The Fall Economic Statement (FES) introduces significant updates to the SR&ED tax credit incentive program, expanding eligibility and enhancing support for innovation. Historically, SR&ED-qualifying expenditures have been deductible and eligible for an Investment Tax Credit (ITC).

The credit rate has varied based on taxpayer characteristics, such as legal status and business size: a basic 15% non-refundable ITC for most taxpayers and an enhanced 35% refundable ITC for certain corporations on eligible expenditures within their expenditure limit.
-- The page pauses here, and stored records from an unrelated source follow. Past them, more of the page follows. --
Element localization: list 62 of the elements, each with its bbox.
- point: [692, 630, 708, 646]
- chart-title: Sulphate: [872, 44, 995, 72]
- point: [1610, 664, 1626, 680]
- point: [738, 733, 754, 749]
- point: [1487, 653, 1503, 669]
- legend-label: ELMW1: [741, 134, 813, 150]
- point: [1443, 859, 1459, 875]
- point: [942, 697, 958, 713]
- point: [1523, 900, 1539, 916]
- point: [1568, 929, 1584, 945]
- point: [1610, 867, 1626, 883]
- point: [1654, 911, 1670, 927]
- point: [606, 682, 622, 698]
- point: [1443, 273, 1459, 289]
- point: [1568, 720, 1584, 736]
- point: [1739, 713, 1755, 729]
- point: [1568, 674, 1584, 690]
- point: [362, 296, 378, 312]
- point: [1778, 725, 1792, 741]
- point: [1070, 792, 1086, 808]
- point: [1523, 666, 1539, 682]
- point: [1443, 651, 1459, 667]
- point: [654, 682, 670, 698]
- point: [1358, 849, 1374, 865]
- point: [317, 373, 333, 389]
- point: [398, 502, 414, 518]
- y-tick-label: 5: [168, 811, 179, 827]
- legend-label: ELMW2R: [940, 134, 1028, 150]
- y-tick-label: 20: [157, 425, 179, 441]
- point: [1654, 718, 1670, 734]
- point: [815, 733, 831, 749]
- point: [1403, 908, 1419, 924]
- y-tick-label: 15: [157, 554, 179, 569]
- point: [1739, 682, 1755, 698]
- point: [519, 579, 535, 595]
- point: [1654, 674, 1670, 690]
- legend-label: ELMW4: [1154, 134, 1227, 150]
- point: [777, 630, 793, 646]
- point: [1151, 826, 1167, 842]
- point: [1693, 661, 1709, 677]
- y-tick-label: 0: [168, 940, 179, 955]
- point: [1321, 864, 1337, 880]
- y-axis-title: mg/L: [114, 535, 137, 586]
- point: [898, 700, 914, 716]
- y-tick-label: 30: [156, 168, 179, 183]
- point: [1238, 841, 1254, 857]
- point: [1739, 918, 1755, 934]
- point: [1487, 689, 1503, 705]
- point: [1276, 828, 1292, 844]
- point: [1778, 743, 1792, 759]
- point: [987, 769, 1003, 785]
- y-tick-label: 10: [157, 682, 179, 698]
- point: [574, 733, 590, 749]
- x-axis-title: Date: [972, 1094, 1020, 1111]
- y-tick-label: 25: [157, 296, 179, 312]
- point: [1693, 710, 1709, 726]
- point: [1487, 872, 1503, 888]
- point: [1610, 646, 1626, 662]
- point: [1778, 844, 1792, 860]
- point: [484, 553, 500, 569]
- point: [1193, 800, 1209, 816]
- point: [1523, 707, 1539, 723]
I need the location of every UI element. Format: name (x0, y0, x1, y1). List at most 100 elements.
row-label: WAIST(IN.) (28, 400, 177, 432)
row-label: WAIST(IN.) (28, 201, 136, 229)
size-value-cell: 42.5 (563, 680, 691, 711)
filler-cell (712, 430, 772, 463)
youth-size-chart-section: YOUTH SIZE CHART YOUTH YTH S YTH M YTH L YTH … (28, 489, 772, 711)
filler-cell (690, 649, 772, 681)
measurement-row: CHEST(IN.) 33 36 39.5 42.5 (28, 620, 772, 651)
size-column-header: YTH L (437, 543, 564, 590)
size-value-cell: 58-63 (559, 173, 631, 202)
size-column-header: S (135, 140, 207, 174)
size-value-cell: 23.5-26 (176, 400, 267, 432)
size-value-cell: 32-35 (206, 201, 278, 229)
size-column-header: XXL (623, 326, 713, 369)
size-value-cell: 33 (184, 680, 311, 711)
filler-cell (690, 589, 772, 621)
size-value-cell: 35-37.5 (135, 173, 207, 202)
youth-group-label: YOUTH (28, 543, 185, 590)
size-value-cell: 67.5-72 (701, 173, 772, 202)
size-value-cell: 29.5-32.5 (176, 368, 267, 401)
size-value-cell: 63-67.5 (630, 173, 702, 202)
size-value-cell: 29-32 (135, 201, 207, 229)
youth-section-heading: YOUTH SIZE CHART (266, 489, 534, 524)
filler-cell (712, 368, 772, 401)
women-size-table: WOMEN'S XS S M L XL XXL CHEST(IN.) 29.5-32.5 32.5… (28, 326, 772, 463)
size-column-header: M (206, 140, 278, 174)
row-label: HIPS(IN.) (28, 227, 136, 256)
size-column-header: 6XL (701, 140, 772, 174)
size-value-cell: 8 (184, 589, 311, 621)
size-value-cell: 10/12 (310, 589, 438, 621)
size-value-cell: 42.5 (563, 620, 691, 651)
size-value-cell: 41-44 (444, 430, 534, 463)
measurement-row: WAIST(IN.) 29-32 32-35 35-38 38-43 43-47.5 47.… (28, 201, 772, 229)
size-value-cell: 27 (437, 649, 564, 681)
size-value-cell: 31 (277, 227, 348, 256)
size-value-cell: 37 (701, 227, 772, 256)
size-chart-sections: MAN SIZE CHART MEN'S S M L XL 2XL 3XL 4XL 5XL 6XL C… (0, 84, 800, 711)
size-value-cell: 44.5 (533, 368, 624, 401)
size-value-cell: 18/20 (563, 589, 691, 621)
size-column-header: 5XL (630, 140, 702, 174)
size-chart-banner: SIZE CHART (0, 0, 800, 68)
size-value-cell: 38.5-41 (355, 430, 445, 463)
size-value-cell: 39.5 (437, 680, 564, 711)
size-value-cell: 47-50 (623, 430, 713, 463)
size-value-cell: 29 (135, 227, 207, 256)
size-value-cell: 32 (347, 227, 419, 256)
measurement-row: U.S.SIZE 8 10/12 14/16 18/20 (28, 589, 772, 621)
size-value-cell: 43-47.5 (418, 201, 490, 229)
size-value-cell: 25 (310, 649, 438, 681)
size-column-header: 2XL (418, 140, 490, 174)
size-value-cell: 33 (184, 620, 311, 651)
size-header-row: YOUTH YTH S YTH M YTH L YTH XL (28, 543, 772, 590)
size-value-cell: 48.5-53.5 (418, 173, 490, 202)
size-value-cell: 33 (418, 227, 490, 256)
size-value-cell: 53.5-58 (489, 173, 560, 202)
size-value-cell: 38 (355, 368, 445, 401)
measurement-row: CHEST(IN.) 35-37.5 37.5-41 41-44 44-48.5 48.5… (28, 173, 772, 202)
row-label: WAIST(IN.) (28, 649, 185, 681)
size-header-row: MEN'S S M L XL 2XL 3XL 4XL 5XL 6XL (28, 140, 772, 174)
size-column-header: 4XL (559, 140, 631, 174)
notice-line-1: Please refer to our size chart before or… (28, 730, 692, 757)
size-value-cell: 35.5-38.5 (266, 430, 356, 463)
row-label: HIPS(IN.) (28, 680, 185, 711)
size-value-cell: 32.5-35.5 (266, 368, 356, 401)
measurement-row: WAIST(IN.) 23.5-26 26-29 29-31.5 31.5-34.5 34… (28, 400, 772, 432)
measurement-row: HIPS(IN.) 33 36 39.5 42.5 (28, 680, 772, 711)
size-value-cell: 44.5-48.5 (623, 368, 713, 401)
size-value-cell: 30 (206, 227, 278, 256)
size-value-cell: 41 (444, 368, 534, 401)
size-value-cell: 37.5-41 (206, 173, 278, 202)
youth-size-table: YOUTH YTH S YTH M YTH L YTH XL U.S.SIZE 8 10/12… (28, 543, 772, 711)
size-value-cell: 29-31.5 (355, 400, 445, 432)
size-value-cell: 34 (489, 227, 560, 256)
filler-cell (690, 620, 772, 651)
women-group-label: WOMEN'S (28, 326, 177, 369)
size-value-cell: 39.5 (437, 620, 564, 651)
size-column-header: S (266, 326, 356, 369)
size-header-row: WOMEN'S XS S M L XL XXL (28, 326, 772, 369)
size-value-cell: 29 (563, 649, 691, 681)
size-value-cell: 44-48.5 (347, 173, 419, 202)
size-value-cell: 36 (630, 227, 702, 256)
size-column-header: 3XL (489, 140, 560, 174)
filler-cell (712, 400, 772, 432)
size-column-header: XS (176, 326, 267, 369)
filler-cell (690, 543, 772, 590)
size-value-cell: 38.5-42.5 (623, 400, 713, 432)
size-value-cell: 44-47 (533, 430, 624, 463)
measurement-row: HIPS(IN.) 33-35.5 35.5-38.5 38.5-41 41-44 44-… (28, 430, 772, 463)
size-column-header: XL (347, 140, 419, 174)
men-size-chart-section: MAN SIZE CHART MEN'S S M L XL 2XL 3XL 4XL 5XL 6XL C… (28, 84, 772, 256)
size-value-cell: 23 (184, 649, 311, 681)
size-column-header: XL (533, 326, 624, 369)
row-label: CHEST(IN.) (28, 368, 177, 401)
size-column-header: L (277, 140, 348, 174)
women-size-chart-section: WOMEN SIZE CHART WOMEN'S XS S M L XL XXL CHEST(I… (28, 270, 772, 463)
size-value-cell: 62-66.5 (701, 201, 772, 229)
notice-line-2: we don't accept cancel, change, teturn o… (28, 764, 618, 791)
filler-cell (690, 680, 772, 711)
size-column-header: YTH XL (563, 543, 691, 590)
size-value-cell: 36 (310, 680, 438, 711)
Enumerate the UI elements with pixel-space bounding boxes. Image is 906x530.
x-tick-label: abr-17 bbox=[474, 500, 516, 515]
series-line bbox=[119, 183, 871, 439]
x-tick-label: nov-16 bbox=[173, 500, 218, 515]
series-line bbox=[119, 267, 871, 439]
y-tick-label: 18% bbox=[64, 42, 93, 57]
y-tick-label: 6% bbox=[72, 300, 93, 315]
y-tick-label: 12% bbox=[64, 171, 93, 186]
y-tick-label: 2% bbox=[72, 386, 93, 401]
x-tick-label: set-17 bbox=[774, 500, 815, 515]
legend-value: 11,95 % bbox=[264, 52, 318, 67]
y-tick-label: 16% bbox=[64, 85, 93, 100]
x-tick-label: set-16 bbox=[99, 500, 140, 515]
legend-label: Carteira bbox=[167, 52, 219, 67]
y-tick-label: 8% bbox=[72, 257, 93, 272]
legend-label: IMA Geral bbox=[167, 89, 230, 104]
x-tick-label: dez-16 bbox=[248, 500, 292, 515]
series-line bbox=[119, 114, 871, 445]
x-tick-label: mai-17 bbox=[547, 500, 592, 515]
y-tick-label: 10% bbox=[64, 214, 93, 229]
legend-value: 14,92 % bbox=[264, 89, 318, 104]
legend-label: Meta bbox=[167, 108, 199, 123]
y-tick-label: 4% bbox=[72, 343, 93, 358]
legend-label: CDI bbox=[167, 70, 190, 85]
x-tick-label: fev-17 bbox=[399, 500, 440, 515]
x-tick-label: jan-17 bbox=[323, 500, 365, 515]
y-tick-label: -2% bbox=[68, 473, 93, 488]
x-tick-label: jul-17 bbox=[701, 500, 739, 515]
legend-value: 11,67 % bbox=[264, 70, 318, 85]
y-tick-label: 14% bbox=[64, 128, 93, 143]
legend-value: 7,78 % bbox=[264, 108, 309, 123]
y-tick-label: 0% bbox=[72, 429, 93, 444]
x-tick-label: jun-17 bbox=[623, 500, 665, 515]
The proposed changes include:

  1. Increased Expenditure Limit:
    • Raise the annual SR&ED expenditure limit from $3 million to $4.5 million for the enhanced 35% ITC rate.
  2. Higher Taxable Capital Phase-Out Threshold:
    • Increase the taxable capital threshold for determining the SR&ED expenditure limit, starting at $15 million and phasing out at $75 million (up from $10 million to $50 million).
  3. Eligibility Expansion to Canadian Public Corporations:
    • Extend the 35% refundable ITC to eligible Canadian public corporations for up to $4.5 million of qualifying SR&ED expenditures annually (previously available only to Canadian-controlled private corporations (CCPCs)).
    • For Canadian public corporations, the $4.5 million limit will phase out on a straight-line basis when average gross revenue over the previous three years is between $15 million and $75 million.
    • Members of a corporate group must share the $4.5 million expenditure limit.
  4. Flexible Phase-Out for CCPCs:
    • CCPCs can choose between:
      • A gradual reduction of the $4.5 million expenditure limit based on taxable capital between $15 million and $75 million, or
      • The gross revenue phase-out structure introduced for Canadian public corporations.
  5. Reinstatement of Capital Expenditure Eligibility:
    • Restore SR&ED eligibility for capital expenditures (removed in 2014). This includes both the deduction against income and the ITC components for property acquired on or after December 16, 2024.

Implementation Timeline

The proposed changes will take effect for taxation years beginning on or after December 16, 2024. Further details will be provided in Budget 2025.

Patent Box Regime

To support the development and retention of intellectual property in Canada, the government plans to introduce a patent box regime, offering a preferential tax rate for income generated from qualifying intellectual property. Details of the regime, based on consultations held earlier this year, will also be announced in Budget 2025.

Summary

The SR&ED expenditure limit and taxable capital thresholds have remained unchanged for decades. By extending eligibility for the 35% refundable ITC to small-cap public companies and increasing support for Small and Medium Enterprises (SMEs), these changes are a positive step forward for Canada’s innovation ecosystem. They provide much-needed incentives to foster research, development, and intellectual property growth within the country.